The Home Office this week refused the call of some Conservative MPs to carry out dental checks on child migrants to clarify their age. A spokesperson described the checks as “inaccurate, inappropriate, and unethical”.
The scandal erupted after a Daily Mail article claimed that some child migrants brought from Calais into the UK may not be under the age of 18. The evidence? One particular migrant was identified as “having the features of a 38-year old” by a facial recognition program. The minors, who all have family based in the UK, were taken in before the French government demolishes the Calais camp, known as "The Jungle" next week.
David Davies, Conservative MP, led calls for dental inspections on the Calais children. The British Dental Association responded, saying that using x-rays to examine refugees is “not only an inaccurate method for assessing age, but it is both inappropriate and unethical”.
Even TV personality Piers Morgan waded into the debate, attacking Davies’ idea as “quite offensive” in a stormy online exchange with the controversial politician.
Indeed, many more have leapt in defence of the child migrants. The question of their age has been forced in front of the world, and has faced immense criticism.
“The children we work with have experienced massive trauma, fleeing their homes and living for months in dangerous conditions in Calais,” said Jonathan Clark, leader of Citizens UK. “Those who have experienced such hardship often look older than their years”.
The controversy doesn’t stop there — the Sun joined the fray today. On its front page, it called for Gary Lineker, Match of the Day pundit and former footballer, to be sacked by the BBC after describing public attacks on the child migrants as “hideously racist”. Lineker defended the children on Twitter, and immediately became a target of the latest backlash.
The treatment by some towards these young refugees is hideously racist and utterly heartless. What's happening to our country?— Gary Lineker (@GaryLineker) October 18, 2016
Of course, Lineker is far from the only celebrity scapegoat. Last week, Lily Allen was public enemy No. 1, after visiting the camp at Calais to see for herself the squalor of its children. There are still over 1,000 unaccompanied children still stuck in Calais. Yet Allen was vilified for drawing attention to their invisibility. Compassion, it seems, is apparently incompatible with fame. The Afghan teenager she apologised to in her viral video visit to Calais has this week also arrived in the UK.

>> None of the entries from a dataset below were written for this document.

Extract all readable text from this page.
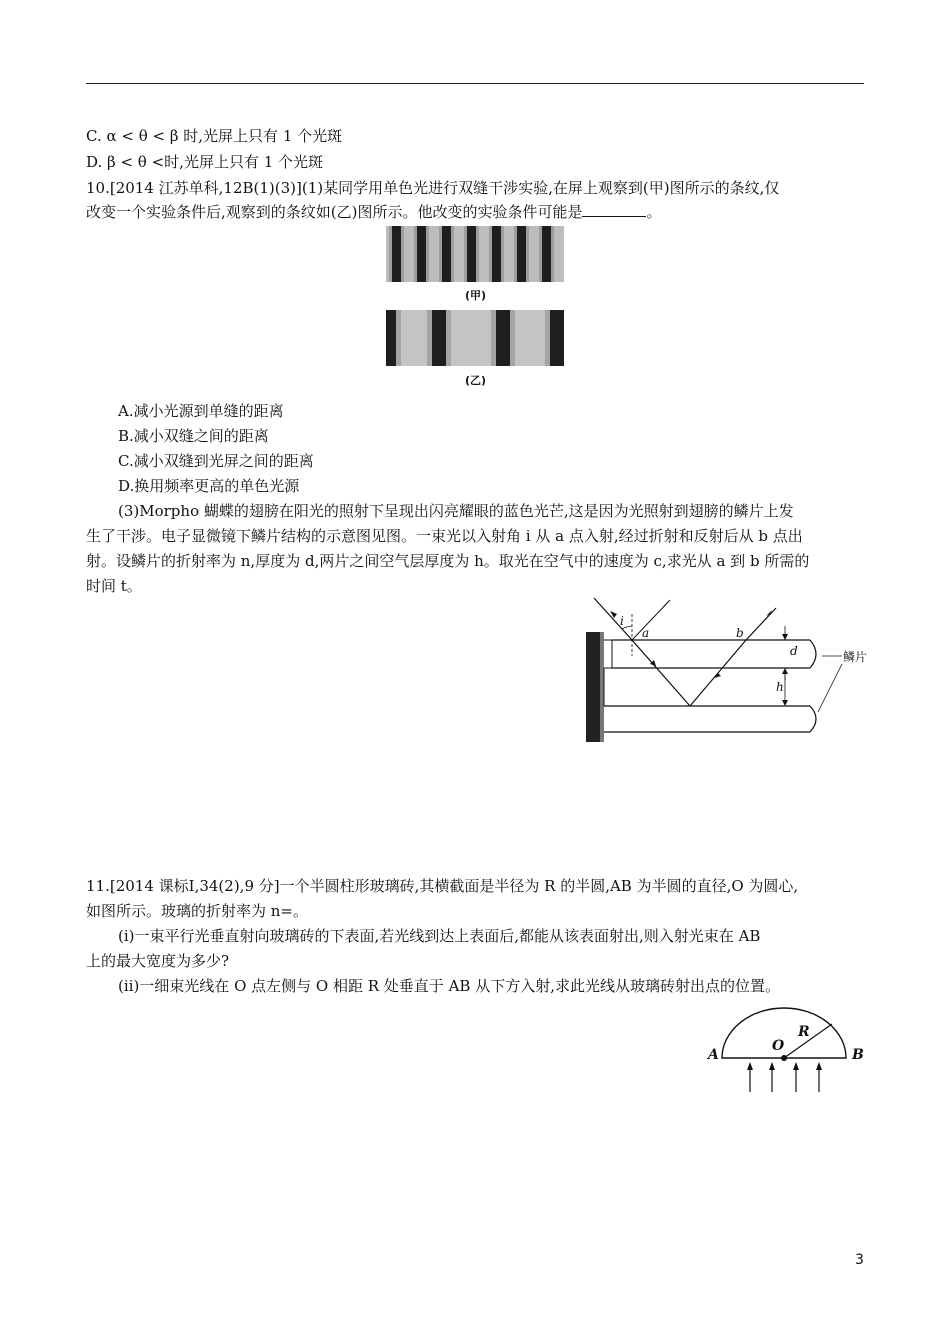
C. α < θ < β 时,光屏上只有 1 个光斑
D. β < θ <时,光屏上只有 1 个光斑
10.[2014 江苏单科,12B(1)(3)](1)某同学用单色光进行双缝干涉实验,在屏上观察到(甲)图所示的条纹,仅
改变一个实验条件后,观察到的条纹如(乙)图所示。他改变的实验条件可能是	。
(甲)
(乙)
A.减小光源到单缝的距离
B.减小双缝之间的距离
C.减小双缝到光屏之间的距离
D.换用频率更高的单色光源
(3)Morpho 蝴蝶的翅膀在阳光的照射下呈现出闪亮耀眼的蓝色光芒,这是因为光照射到翅膀的鳞片上发
生了干涉。电子显微镜下鳞片结构的示意图见图。一束光以入射角 i 从 a 点入射,经过折射和反射后从 b 点出
射。设鳞片的折射率为 n,厚度为 d,两片之间空气层厚度为 h。取光在空气中的速度为 c,求光从 a 到 b 所需的
时间 t。
i
a	b
d
h
鳞片
11.[2014 课标Ⅰ,34(2),9 分]一个半圆柱形玻璃砖,其横截面是半径为 R 的半圆,AB 为半圆的直径,O 为圆心,
如图所示。玻璃的折射率为 n=。
(ⅰ)一束平行光垂直射向玻璃砖的下表面,若光线到达上表面后,都能从该表面射出,则入射光束在 AB
上的最大宽度为多少?
(ⅱ)一细束光线在 O 点左侧与 O 相距 R 处垂直于 AB 从下方入射,求此光线从玻璃砖射出点的位置。
A	B
O
R
3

Wow, so much abuse for apologizing to a helpless child for the part this country has played in contributing to his dire situation.— lily allen (@lilyallen) October 12, 2016
The argument so far has focused closely on the age of the child migrants. But the unfortunate refugee who has had his image plastered across national newspapers was one of just 14 minors who were reunited with British relatives in the UK. Before the resettlement program began, the UK had taken less than 20 of almost 90,000 unaccompanied child minors seeking asylum in Europe. Perhaps media outrage should be thrown less at “how old”, but at “how many”?
Misdirected anger from the press leads to disconnected empathy from the public. Just this week, the UK’s regulatory press commission ruled that a columnist from The Sun was free to condemn Fatima Manji's right to wear a hijab on live television. Is this just freedom of speech? What sort of message is sent out when newspapers consistently target women like Emma Watson and Amal Clooney simply for making their voices heard on issues of equality? Now that the Home Office has delivered a commendably strong statement in support of the child migrants, will the public decide that this time the tabloid press has gone too far?